比賽結束,我與李文璧分列第一第二。如果說賽后還有余波,那就是十中的老師吵著要請客。
接著是緊張的期末,然后放寒假,回武漢過年,再然后回黃石……這故事本該結束了。可是,回黃石不久,收到弟弟錫武一封來信,信中寫道:
昨天遇到胡道華團長,他見面就對我說:“你哥哥這次在黃石出名了!一次黃石市舉辦圍棋表演賽,因為有一位表演者遲遲沒有到場,觀眾們等了半天,等來的是主辦方宣布——改期舉行。雖然掃興,卻也無可奈何,正待散去,只見觀眾席內你哥哥站起來,把手一揚,大聲說道:我來!大家一看,是個生面孔,沒人認識,但舉辦方和觀眾以及對手都同意你哥哥頂替表演,結果你哥哥上得臺去,三下五去二連贏對手三盤。這一下你哥哥就出名了……”這么有趣的事,寒假回家怎么沒聽你談起呢!
看罷此信,叫人哭笑不得,令人百思不解。
靜下心來,反復琢磨,雖然蹊蹺,但總應該事出有因吧。我試著分析推理了一番:
我來黃石不到一年,其間只有兩次圍棋表演賽。第二次就不用說了,第一次是去年國慶節期間,比賽的一方是一中熊叔和老師,而我也的確連贏過熊老師三盤,但是是在熊老師家里,觀眾只有秦老師一人,這里面的關鍵就要看國慶節那次表演賽是如何進行的。
找了個機會,我問熊老師:“聽說去年國慶節,搞了一次表演賽,對手是誰?”
“是煤炭醫院的高大夫,不過那天他沒有來,比賽沒有搞成。”
這就對了!這次表演賽,熊老師到了而另一位沒有來;我又確實連贏過熊老師三局。不知是誰把這幾件本不相干的事攪和在一起,于是奇跡發生了!

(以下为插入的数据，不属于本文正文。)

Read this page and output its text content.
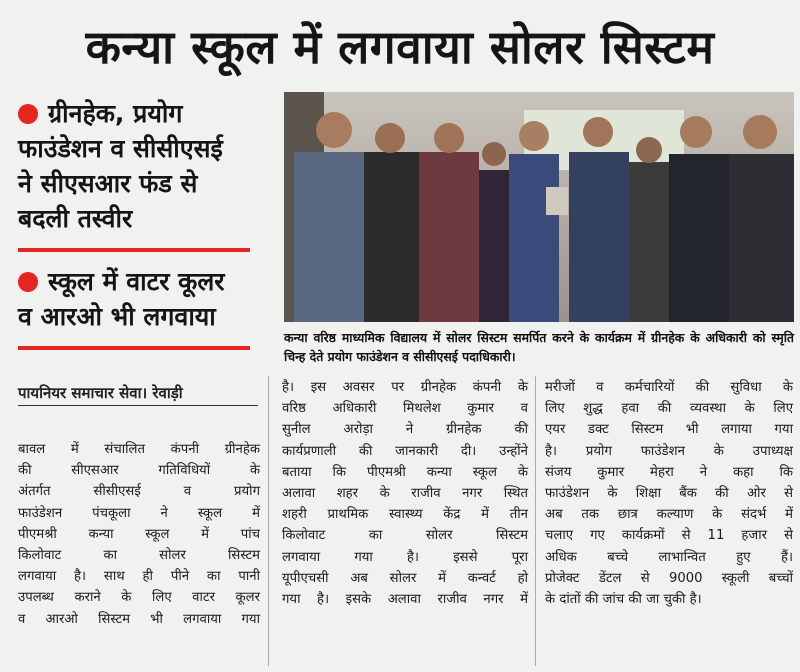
कन्या स्कूल में लगवाया सोलर सिस्टम
ग्रीनहेक, प्रयोग
फाउंडेशन व सीसीएसई
ने सीएसआर फंड से
बदली तस्वीर
स्कूल में वाटर कूलर
व आरओ भी लगवाया
पायनियर समाचार सेवा। रेवाड़ी
कन्या वरिष्ठ माध्यमिक विद्यालय में सोलर सिस्टम समर्पित करने के कार्यक्रम में ग्रीनहेक के अधिकारी को स्मृति चिन्ह देते प्रयोग फाउंडेशन व सीसीएसई पदाधिकारी।
बावल में संचालित कंपनी ग्रीनहेक
की सीएसआर गतिविधियों के
अंतर्गत सीसीएसई व प्रयोग
फाउंडेशन पंचकूला ने स्कूल में
पीएमश्री कन्या स्कूल में पांच
किलोवाट का सोलर सिस्टम
लगवाया है। साथ ही पीने का पानी
उपलब्ध कराने के लिए वाटर कूलर
व आरओ सिस्टम भी लगवाया गया
है। इस अवसर पर ग्रीनहेक कंपनी के
वरिष्ठ अधिकारी मिथलेश कुमार व
सुनील अरोड़ा ने ग्रीनहेक की
कार्यप्रणाली की जानकारी दी। उन्होंने
बताया कि पीएमश्री कन्या स्कूल के
अलावा शहर के राजीव नगर स्थित
शहरी प्राथमिक स्वास्थ्य केंद्र में तीन
किलोवाट का सोलर सिस्टम
लगवाया गया है। इससे पूरा
यूपीएचसी अब सोलर में कन्वर्ट हो
गया है। इसके अलावा राजीव नगर में
मरीजों व कर्मचारियों की सुविधा के
लिए शुद्ध हवा की व्यवस्था के लिए
एयर डक्ट सिस्टम भी लगाया गया
है। प्रयोग फाउंडेशन के उपाध्यक्ष
संजय कुमार मेहरा ने कहा कि
फाउंडेशन के शिक्षा बैंक की ओर से
अब तक छात्र कल्याण के संदर्भ में
चलाए गए कार्यक्रमों से 11 हजार से
अधिक बच्चे लाभान्वित हुए हैं।
प्रोजेक्ट डेंटल से 9000 स्कूली बच्चों
के दांतों की जांच की जा चुकी है।
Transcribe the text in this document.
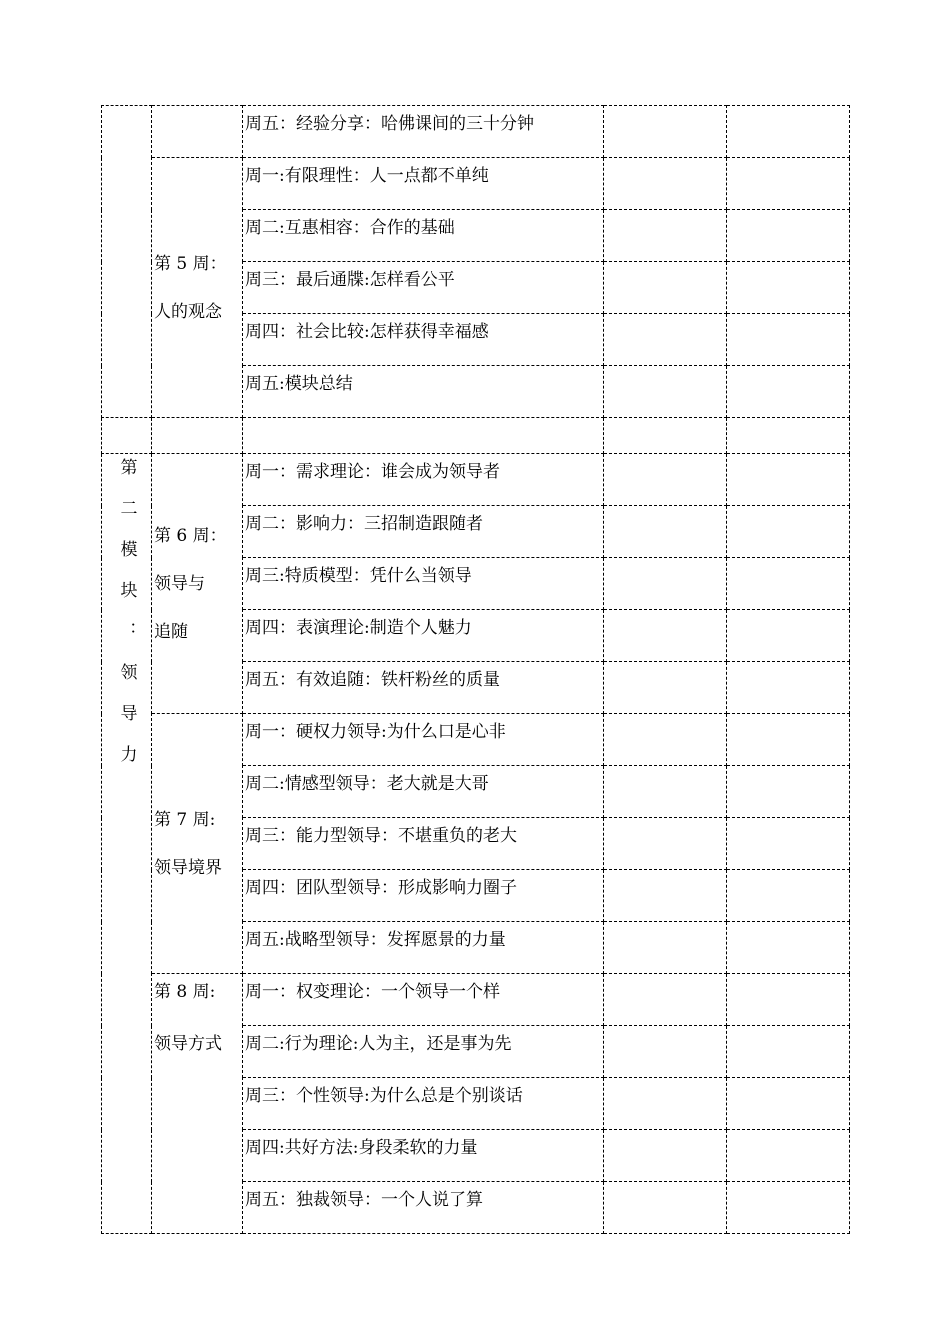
		周五：经验分享：哈佛课间的三十分钟		

	第 5 周：
人的观念	周一:有限理性：人一点都不单纯		
		周二:互惠相容：合作的基础		
		周三：最后通牒:怎样看公平		
		周四：社会比较:怎样获得幸福感		
		周五:模块总结		

第二模块：领导力	第 6 周：
领导与
追随	周一：需求理论：谁会成为领导者		
		周二：影响力：三招制造跟随者		
		周三:特质模型：凭什么当领导		
		周四：表演理论:制造个人魅力		
		周五：有效追随：铁杆粉丝的质量		

	第 7 周:
领导境界	周一：硬权力领导:为什么口是心非		
		周二:情感型领导：老大就是大哥		
		周三：能力型领导：不堪重负的老大		
		周四：团队型领导：形成影响力圈子		
		周五:战略型领导：发挥愿景的力量		

	第 8 周:
领导方式	周一：权变理论：一个领导一个样		
		周二:行为理论:人为主，还是事为先		
		周三：个性领导:为什么总是个别谈话		
		周四:共好方法:身段柔软的力量		
		周五：独裁领导：一个人说了算		
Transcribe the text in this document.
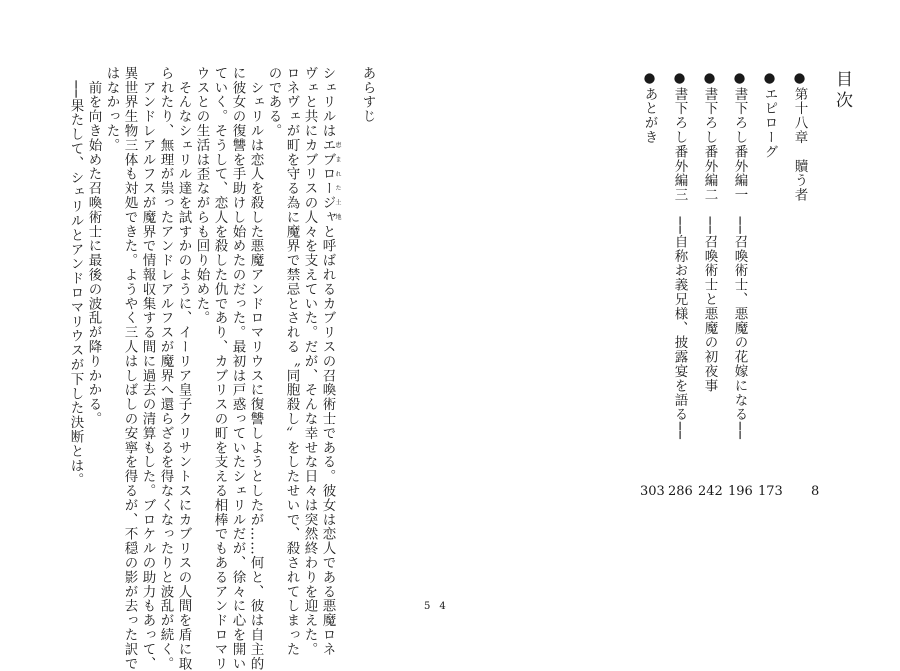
目次
●第十八章　贖う者
●エピローグ
●書下ろし番外編一　──召喚術士、悪魔の花嫁になる──
●書下ろし番外編二　──召喚術士と悪魔の初夜事
●書下ろし番外編三　──自称お義兄様、披露宴を語る──
●あとがき
8
173
196
242
286
303
あらすじ
シェリルはエブロージャ恵まれた土地と呼ばれるカブリスの召喚術士である。彼女は恋人である悪魔ロネ
ヴェと共にカブリスの人々を支えていた。だが、そんな幸せな日々は突然終わりを迎えた。
ロネヴェが町を守る為に魔界で禁忌とされる〝同胞殺し〟をしたせいで、殺されてしまった
のである。
　シェリルは恋人を殺した悪魔アンドロマリウスに復讐しようとしたが……何と、彼は自主的
に彼女の復讐を手助けし始めたのだった。最初は戸惑っていたシェリルだが、徐々に心を開い
ていく。そうして、恋人を殺した仇であり、カブリスの町を支える相棒でもあるアンドロマリ
ウスとの生活は歪ながらも回り始めた。
　そんなシェリル達を試すかのように、イーリア皇子クリサントスにカブリスの人間を盾に取
られたり、無理が祟ったアンドレアルフスが魔界へ還らざるを得なくなったりと波乱が続く。
　アンドレアルフスが魔界で情報収集する間に過去の清算もした。ブロケルの助力もあって、
異世界生物三体も対処できた。ようやく三人はしばしの安寧を得るが、不穏の影が去った訳で
はなかった。
　前を向き始めた召喚術士に最後の波乱が降りかかる。
　──果たして、シェリルとアンドロマリウスが下した決断とは。
54
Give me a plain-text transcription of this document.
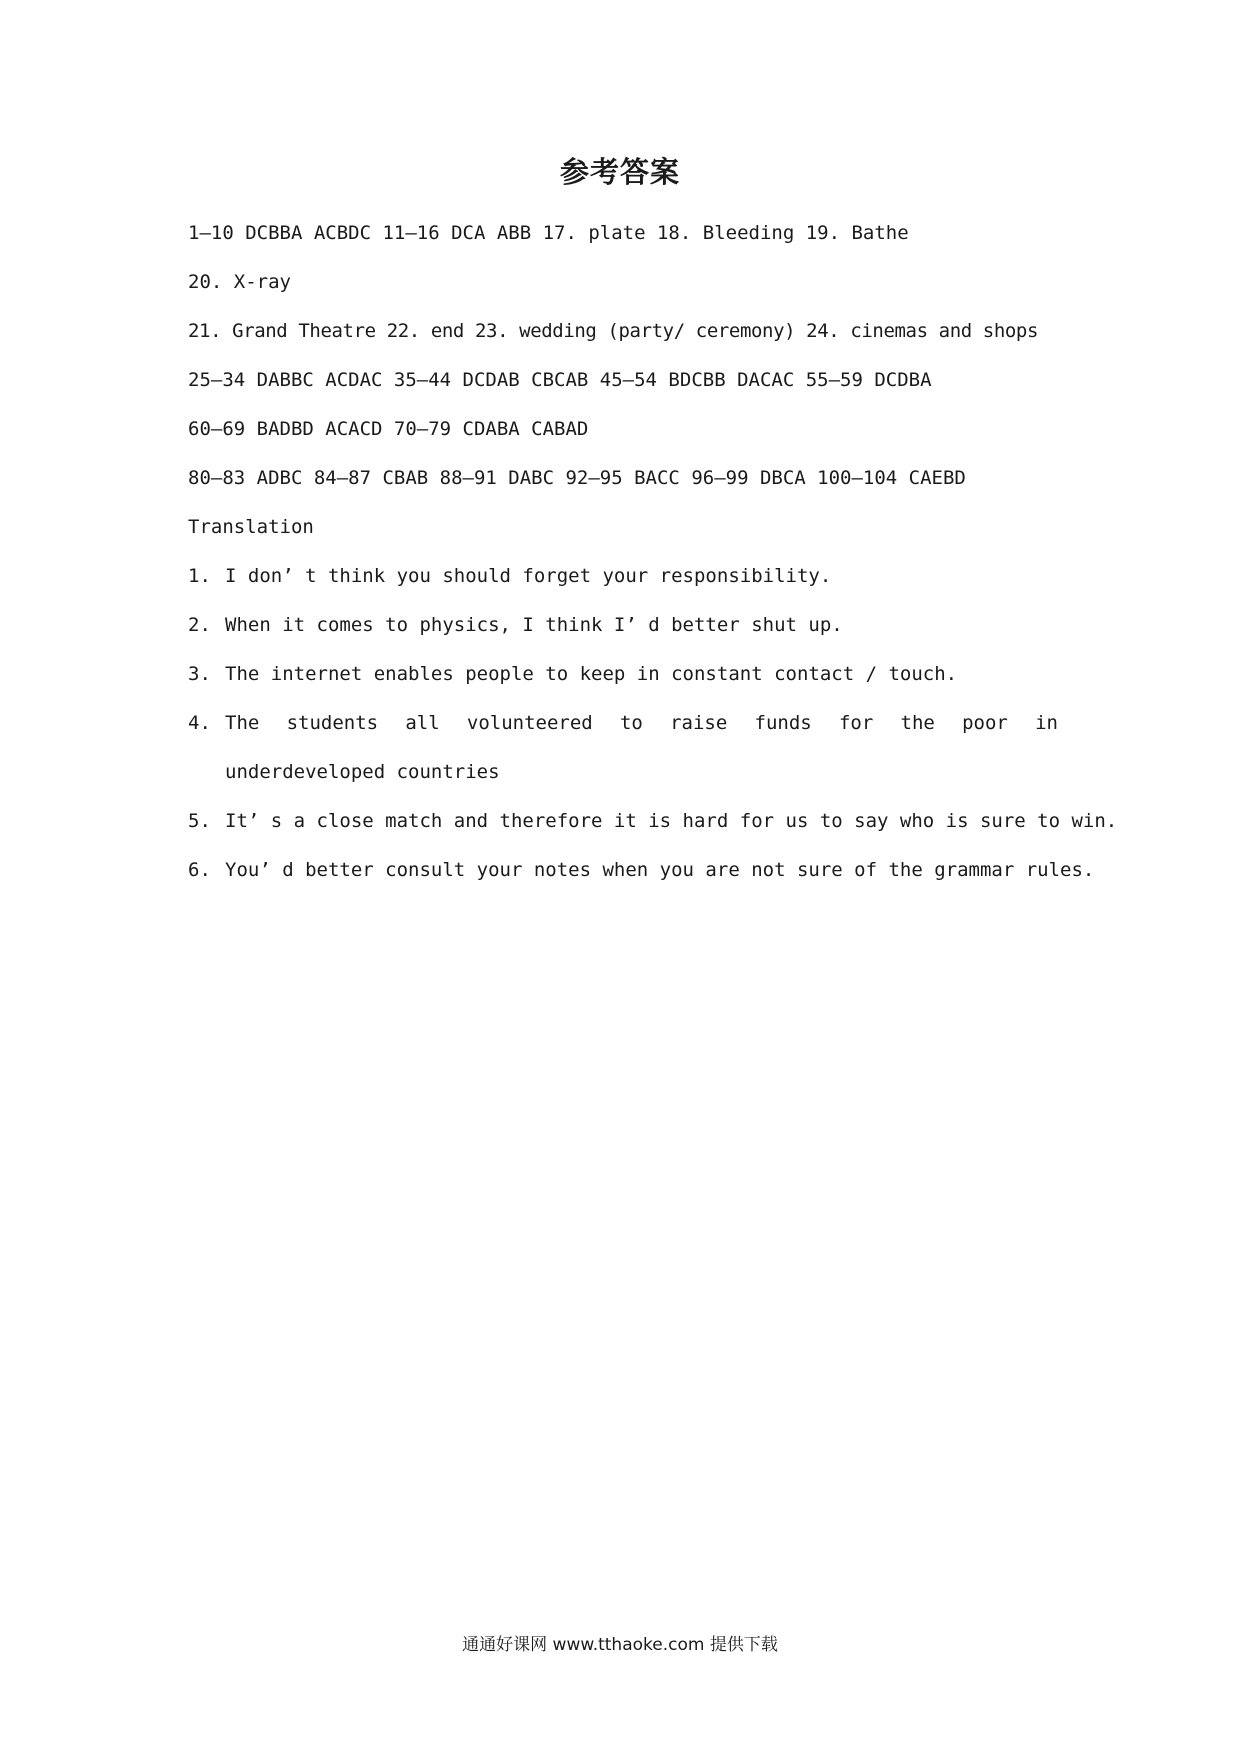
参考答案
1—10 DCBBA ACBDC 11—16 DCA ABB 17. plate 18. Bleeding 19. Bathe
20. X-ray
21. Grand Theatre 22. end 23. wedding (party/ ceremony) 24. cinemas and shops
25—34 DABBC ACDAC 35—44 DCDAB CBCAB 45—54 BDCBB DACAC 55—59 DCDBA
60—69 BADBD ACACD 70—79 CDABA CABAD
80—83 ADBC 84—87 CBAB 88—91 DABC 92—95 BACC 96—99 DBCA 100—104 CAEBD
Translation
1. I don’ t think you should forget your responsibility.
2. When it comes to physics, I think I’ d better shut up.
3. The internet enables people to keep in constant contact / touch.
4. The students all volunteered to raise funds for the poor in underdeveloped countries
5. It’ s a close match and therefore it is hard for us to say who is sure to win.
6. You’ d better consult your notes when you are not sure of the grammar rules.
通通好课网 www.tthaoke.com 提供下载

一件事經過口口相傳,張三添油李四加醋,最后弄得面目全非,這是常見的,但這得需要時間和空間,即經過相當長的時間或在相當大的范圍內流傳,而這個故事里的幾個要素發生的時間并不久遠——不超過兩個月,傳播的范圍并不很大——就在黃石市,特別是傳播的人群范圍更小,只是黃石市的圍棋愛好者——人不會過百吧,這有多大個圈圈?居然發生了這么大的變化,居然演繹出令人瞠目的故事。
由此我得出一個結論:道聽途說,不可輕信!
這就是我和李文璧認識的經過。是不是常說的有緣分哪!記得還是在師大念書的時候,有一天我與金同實相約一塊去國家隊拜訪王汝南(我二人同去,這是第一次,也是僅有的一次),在會客室,王汝南見到我們倆,脫口而出的第一句話:你們是怎么認識的?我當然無法向他詳談與金同實認識的過程(這里也有一個有趣的故事)。我是這樣回答的:凡是下圍棋的,總是有機會相識的。王汝南聽了一邊笑著點頭表示認可,一邊連聲說道:說得好!說得好!
從此我和李文璧經常你來我往,或磷肥廠或十中或市軸承廠或二中或市文化宮或……抑或在其他棋友的家里,都留下了我們的足跡。
除了平日手談取樂之外,我倆還多次代表黃石市參加省里各類圍棋比賽,也代表黃石與外省進行過交流,直到1983年我調離黃石。滿以為從此再難見到文璧老弟,想不到退休后他回漢定居,我們又恢復了你來我往。不過現在見面除了下棋外,更多的是聊天,回憶黃石那一段時光,回憶黃石的棋友。說實在的,對于已經古稀之年的我們,口談比手談興致更濃!憶舊給了我們極大的快樂!